A economia americana é conhecida nos tempos mais recentes pela sua
proximidade, senão coexistência, com uma situação de pleno emprego ou de quase
pleno emprego. Uma das tragédias da informação económica e dos que com ela
trabalham é a imperfeição que muitos atribuem à taxa de desemprego como
indicador revelador (inversamente) da plena utilização da capacidade produtiva
de uma economia. Sabemos que o aumento da capacidade produtiva de uma economia
a longo prazo se faz a ritmos nunca muito elevados, embora nesse trajeto as
recessões entretanto observadas gerem períodos em que a capacidade produtiva
apresenta quedas substanciais (como a observada após 2007-2008). Assim, a todo
o momento o crescimento económico observado num dado período acaba por resultar
seja de aproveitamentos de capacidade produtiva não utilizada, seja de novos
investimentos. Quanto mais próximo do pico de um ciclo económico nos
encontramos, maior será a probabilidade do aproveitamento da capacidade
produtiva não utilizada explicar menos o crescimento observado.
A imperfeição da taxa de desemprego como indicador de capacidade produtiva
não utilizada resulta de várias razões. Uma das mais importantes é o facto das
recessões prolongadas, como a última que vivemos, terem por efeito a deslocação
para fora da força de trabalho e do mercado muitos ativos que perdem a
esperança de encontrar emprego e que o deixam de procurar, não voltando ao
mercado. Este efeito de histerésis,
tão estudado na recuperação lenta e agónica do pós 2007-2008, pode ser
parcialmente atenuado quando a força da recuperação e a escassez de força de trabalho
levam “desencorajados” a regressar ao mercado de trabalho.

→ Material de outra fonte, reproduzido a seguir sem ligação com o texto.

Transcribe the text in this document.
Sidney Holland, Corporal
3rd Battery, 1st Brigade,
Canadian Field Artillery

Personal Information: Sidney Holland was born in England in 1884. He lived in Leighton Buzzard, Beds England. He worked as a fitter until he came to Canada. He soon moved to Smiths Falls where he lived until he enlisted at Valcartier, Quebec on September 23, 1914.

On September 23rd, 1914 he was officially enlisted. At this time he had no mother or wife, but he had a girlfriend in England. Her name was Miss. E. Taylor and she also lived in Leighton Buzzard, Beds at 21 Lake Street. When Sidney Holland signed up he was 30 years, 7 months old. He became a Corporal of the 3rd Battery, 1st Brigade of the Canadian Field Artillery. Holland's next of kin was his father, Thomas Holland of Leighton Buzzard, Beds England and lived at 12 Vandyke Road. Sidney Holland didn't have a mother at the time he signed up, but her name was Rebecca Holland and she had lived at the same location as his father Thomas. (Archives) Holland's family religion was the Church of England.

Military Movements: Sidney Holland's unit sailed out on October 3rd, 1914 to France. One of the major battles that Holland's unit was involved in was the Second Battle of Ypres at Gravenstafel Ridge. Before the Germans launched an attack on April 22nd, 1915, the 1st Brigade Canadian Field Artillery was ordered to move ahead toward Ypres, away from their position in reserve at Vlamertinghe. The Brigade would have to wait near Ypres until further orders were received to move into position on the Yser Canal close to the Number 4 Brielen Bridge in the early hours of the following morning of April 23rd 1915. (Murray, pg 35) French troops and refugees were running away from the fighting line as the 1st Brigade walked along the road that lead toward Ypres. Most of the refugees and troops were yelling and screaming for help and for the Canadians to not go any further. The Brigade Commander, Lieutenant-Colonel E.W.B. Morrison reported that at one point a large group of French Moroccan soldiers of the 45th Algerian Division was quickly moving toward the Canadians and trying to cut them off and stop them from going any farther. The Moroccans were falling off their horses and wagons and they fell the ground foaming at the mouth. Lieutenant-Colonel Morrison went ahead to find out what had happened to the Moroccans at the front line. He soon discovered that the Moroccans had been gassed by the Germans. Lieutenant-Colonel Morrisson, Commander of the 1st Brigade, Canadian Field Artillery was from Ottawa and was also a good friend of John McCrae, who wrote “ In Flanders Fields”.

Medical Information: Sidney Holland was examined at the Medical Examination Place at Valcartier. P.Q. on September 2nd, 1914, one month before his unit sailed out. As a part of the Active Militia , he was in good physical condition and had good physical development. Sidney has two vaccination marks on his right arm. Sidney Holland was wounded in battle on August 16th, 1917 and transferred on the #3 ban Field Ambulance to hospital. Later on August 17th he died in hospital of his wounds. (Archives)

Para compensar as imperfeições da taxa de desemprego como indicador de
capacidade produtiva não utilizada, as alternativas não são famosas. Os
inquéritos às empresas fornecem um indicador de utilização de capacidade
produtiva mas não são de molde a sossegar os espíritos. Claro que o
comportamento dos salários e da inflação costumam em regra ser indicadores da
aproximação ao pleno emprego, mas os tempos mudaram. Por exemplo, na economia
americana, o tal pleno emprego virtual está longe ainda de repercutir-se em
acelerações de crescimento de salários e de preços (porque será?).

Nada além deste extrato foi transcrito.